"Telaah Intelijen SBY Terlalu Tajam"
Intelijen biasa melakukan telaah atau prakiraan keadaan.
Kamis, 10 Desember 2009, 08:57 WIB
Arfi Bambani Amri
Ribuan demonstran Hari Antikorupsi di Jalan Tol Reformasi Makassar (Antara/ Yusran Uccang)
VIVAnews - RJ Soehandoyo, mantan Kepala Pusat Penerangan dan Hukum Kejaksaan Agung dan sekarang aktif di Partai Hati Nurani Rakyat, menilai telaah intelijen yang memasok data kepada Presiden Susilo Bambang Yudhoyono terlalu tajam. Telaah itu yang kemudian membuat SBY berlebihan dalam menanggapi aksi 9 Desember 2009.
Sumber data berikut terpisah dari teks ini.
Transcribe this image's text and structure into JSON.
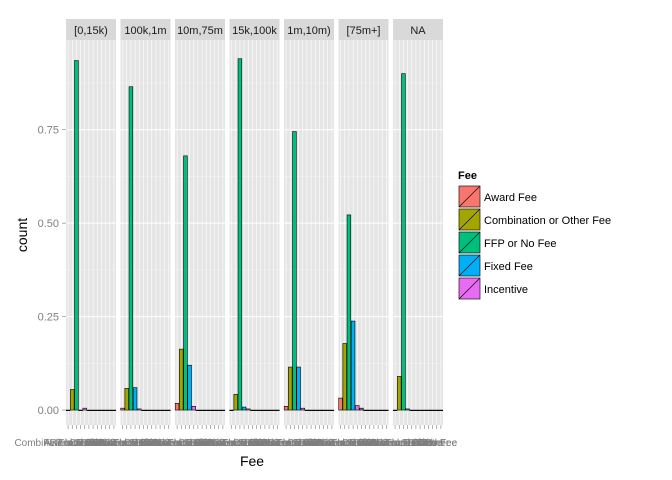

"Intelijen itu biasa melakukan prakiraan keadaan dan kali ini, prakiraan itu terlalu tajam," ujar Soehandoyo saat diwawancara VIVAnews, Kamis 10 Desember 2009.
Terlalu tajam dimaksud Soehandoyo adalah, sisi buruk dalam prakiraan terlalu menonjol menutupi sisi positif dari kegiatan memperingati hari Antikorupsi Sedunia itu. Intelijen, kata Soehandoyo, tidak peka dengan peran serta masyarakat yang sebenarnya memiliki alas undang-undang.
"Akibat kekurangpekaan dan ketidakpahaman undang-undang itu, membuat analisis yang dihasilkan terlalu tajam," ujar orang dekat Wiranto itu. Terbukti, demonstrasi kemarin berlangsung baik, kecuali sedikit peristiwa kecil di Makassar.
Ke depan, Soehandoyo berharap Presiden bisa lebih berperan sebagai Bapak Bangsa. Situasi yang berkembang jangan ditanggapi berlebihan. "Pemerintah seharusnya memberikan pencerahan," ujarnya.
Ian
14/01/2010
Betapapun intelejen harus membela satu pihak secara mati-matian, analisis data harus dilakukan secara objective dan tidak boleh tendensius. Betul khan?
moeljadi hadiwijoto
10/12/2009
Alhamdulillah, pendukung fanatik Sby tidak terprovokasi. Terimakasih Tuhan.
moeljadi hadiwijoto
10/12/2009
Alhamdulillah, pendukung Sby tidak terprovokasi. Terimakasih Tuhan.
Kuwatno
10/12/2009
Kasihan juga, harusnya Presiden itu jd guru Bangsa, mengayomi dan meneduhkan hati rakyat, bukan nakutin rakyat. justru hal yangl belum tentu benar sudah dibesar-besarkan; malu dech gue...
ari
10/12/2009
biar exis lebay plissss
Amin
10/12/2009
Itu bukti keberhasilan Intelijen kita, Karena dengan informasi tersebut Orang2x yang akan melakukan kerusuhan jadi berpikir ulang. Lebih baik mencegah sebelum terjadi.
siswan
10/12/2009
yang benar kelirunya terlalu tajam karena adanya ketakutan yang berlebihan (paranoid)....dasar
jhon
10/12/2009
Namanya manusia kan bisa aja salah....
Dodo
10/12/2009
Makanya pak,pilih intelijen itu dari kalangan militer.jangan pilih intelijen dari kepolisian.Akibatnya salah informasi khan pak.